A combination picture of two file photos shows Brazil's presidential candidates Marina Silva (L) of the Brazilian Socialist Party (PSB) in Sao Paulo, and Dilma Rousseff (R) of the Workers' Party (PT) in Brasilia. Current Brazilian President Rousseff has narrowed environmentalist Silva's lead in a likely second-round presidential election runoff in October to three percentage points from six points two weeks ago, a new opinion poll showed on September 9, 2014. Credit: Reuters/Bruno Santos (L) and Ueslei Marcelino (R)

(Reuters) – Brazilian President Dilma Rousseff has recovered support and is running neck-and-neck with environmentalist Marina Silva in a likely second-round runoff in the October election, a poll published on Wednesday showed.

A combination picture of two file photos shows Brazil’s presidential candidates Marina Silva (L) of the Brazilian Socialist Party (PSB) in Sao Paulo, and Dilma Rousseff (R) of the Workers’ Party (PT) in Brasilia. Current Brazilian President Rousseff has narrowed environmentalist Silva’s lead in a likely second-round presidential election runoff in October to three percentage points from six points two weeks ago, a new opinion poll showed on September 9, 2014.
Credit: Reuters/Bruno Santos (L) and Ueslei Marcelino (R)

Silva has 42 percent of voter support in a second-round vote, one percentage point ahead of Rousseff, according to the survey by polling firm Vox Populi.

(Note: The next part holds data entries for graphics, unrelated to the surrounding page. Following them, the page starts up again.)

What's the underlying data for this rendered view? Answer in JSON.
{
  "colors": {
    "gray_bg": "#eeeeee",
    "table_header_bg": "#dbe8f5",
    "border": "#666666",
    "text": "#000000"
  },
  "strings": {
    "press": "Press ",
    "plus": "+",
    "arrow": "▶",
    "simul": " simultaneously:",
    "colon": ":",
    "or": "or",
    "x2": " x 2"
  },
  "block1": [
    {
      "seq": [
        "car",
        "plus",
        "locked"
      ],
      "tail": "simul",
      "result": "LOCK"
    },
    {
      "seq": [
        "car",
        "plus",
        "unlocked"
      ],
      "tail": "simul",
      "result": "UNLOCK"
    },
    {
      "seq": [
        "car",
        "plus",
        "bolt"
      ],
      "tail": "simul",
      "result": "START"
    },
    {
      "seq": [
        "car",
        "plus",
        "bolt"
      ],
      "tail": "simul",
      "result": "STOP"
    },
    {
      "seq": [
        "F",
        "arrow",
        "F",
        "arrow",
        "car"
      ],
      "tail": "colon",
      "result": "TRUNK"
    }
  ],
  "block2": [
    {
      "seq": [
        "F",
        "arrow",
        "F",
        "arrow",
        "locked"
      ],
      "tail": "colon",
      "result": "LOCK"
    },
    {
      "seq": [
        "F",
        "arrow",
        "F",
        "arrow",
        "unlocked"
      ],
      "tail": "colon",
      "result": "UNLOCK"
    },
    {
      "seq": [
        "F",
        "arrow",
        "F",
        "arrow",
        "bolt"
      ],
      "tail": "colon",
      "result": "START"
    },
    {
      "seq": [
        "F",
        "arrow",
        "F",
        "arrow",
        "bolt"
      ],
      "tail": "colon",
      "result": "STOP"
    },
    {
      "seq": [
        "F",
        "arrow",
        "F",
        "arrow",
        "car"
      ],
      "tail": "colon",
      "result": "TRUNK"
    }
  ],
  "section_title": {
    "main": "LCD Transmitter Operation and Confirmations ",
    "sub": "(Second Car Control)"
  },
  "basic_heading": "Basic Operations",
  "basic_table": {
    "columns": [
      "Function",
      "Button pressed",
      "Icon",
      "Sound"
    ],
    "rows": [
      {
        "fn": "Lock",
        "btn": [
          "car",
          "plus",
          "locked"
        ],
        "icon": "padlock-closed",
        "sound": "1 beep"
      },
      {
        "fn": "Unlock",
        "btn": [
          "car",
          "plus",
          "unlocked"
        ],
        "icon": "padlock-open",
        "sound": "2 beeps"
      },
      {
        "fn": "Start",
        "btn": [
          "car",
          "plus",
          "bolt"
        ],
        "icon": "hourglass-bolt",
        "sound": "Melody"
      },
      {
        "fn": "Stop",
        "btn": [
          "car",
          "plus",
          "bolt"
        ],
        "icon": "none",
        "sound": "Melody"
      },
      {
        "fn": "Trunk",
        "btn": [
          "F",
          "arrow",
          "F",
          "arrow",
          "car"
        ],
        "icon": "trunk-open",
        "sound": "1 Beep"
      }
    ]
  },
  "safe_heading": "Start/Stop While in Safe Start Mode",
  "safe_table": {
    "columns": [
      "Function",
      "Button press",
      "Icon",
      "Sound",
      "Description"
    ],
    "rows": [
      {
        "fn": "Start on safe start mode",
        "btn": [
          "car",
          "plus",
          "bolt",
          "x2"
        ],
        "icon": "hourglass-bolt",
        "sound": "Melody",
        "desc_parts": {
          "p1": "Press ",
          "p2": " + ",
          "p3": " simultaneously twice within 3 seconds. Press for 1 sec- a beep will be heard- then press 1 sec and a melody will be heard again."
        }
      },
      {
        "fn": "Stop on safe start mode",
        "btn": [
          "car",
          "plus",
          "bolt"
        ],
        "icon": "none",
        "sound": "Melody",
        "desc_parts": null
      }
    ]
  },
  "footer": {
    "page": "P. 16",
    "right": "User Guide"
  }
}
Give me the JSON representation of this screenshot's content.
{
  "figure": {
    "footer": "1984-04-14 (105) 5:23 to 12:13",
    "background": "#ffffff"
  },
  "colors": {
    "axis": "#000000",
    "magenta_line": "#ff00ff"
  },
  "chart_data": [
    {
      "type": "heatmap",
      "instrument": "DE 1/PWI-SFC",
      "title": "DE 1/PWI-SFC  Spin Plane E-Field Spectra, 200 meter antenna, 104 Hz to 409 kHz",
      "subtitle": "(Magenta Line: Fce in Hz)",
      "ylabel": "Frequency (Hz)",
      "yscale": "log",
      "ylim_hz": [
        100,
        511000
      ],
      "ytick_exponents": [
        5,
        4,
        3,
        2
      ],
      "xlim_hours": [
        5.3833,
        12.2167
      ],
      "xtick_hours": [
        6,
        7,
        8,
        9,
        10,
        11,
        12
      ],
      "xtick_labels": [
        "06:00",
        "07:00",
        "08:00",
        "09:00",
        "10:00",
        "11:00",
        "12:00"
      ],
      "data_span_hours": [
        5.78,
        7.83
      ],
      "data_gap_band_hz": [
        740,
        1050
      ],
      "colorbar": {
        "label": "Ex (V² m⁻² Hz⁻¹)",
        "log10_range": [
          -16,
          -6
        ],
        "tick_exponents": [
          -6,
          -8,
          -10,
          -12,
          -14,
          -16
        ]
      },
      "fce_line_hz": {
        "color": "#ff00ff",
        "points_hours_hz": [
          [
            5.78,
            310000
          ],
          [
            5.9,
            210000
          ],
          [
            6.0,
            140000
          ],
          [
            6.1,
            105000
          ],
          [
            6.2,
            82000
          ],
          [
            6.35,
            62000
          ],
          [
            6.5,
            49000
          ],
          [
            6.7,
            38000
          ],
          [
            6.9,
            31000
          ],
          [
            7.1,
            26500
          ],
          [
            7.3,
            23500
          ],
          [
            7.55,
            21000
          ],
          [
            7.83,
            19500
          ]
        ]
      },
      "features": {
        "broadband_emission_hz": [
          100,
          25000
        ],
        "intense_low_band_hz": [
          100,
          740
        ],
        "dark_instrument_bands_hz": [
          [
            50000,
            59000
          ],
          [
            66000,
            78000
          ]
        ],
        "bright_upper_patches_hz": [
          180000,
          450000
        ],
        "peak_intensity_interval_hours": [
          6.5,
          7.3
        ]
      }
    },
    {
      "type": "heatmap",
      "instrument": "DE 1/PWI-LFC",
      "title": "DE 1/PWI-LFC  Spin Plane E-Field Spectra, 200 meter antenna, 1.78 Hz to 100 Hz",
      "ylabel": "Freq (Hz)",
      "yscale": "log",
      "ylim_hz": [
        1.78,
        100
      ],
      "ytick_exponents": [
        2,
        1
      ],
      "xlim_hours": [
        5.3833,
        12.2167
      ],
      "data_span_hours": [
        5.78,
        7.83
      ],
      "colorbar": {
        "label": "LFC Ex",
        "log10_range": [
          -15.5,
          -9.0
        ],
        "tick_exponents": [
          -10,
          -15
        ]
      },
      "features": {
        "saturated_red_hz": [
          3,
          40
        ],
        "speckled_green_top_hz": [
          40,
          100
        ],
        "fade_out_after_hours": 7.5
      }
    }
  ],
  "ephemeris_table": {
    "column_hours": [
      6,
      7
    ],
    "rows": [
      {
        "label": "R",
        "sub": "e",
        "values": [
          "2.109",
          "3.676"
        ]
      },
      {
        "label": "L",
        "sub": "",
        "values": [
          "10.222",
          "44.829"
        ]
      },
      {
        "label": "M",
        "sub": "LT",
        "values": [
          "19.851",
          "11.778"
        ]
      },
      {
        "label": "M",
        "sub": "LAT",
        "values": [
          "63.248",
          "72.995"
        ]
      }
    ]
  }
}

The poll was commissioned by weekly news magazine Carta Capital and published on its website.

It was the first Vox Populi poll since Silva joined the presidential race nearly one month ago following the death of her party’s previous candidate, Eduardo Campos, so it did not provide comparative figures with previous surveys.

Other recent polls by larger opinion research institutes have shown Rousseff narrowing the gap with Silva in a runoff, which will take place on Oct. 26 if no candidate wins more than 50 percent of the votes in the first round of voting on Oct. 5. But those polls have shown Silva winning the election in a runoff.

In the first round, Rousseff would get 36 percent of the vote, Silva 28 percent and centrist opposition candidate Aecio Neves 15 percent, according to the Vox Populi poll.

A separate survey by the Datafolha institute, which political analysts watch more closely because it conducts polls more frequently than Vox Populi, is scheduled for release later on Wednesday.

The Vox Populi poll surveyed 2,000 voters on Monday and Tuesday. It has a margin of error of plus or minus 2.2 percentage points.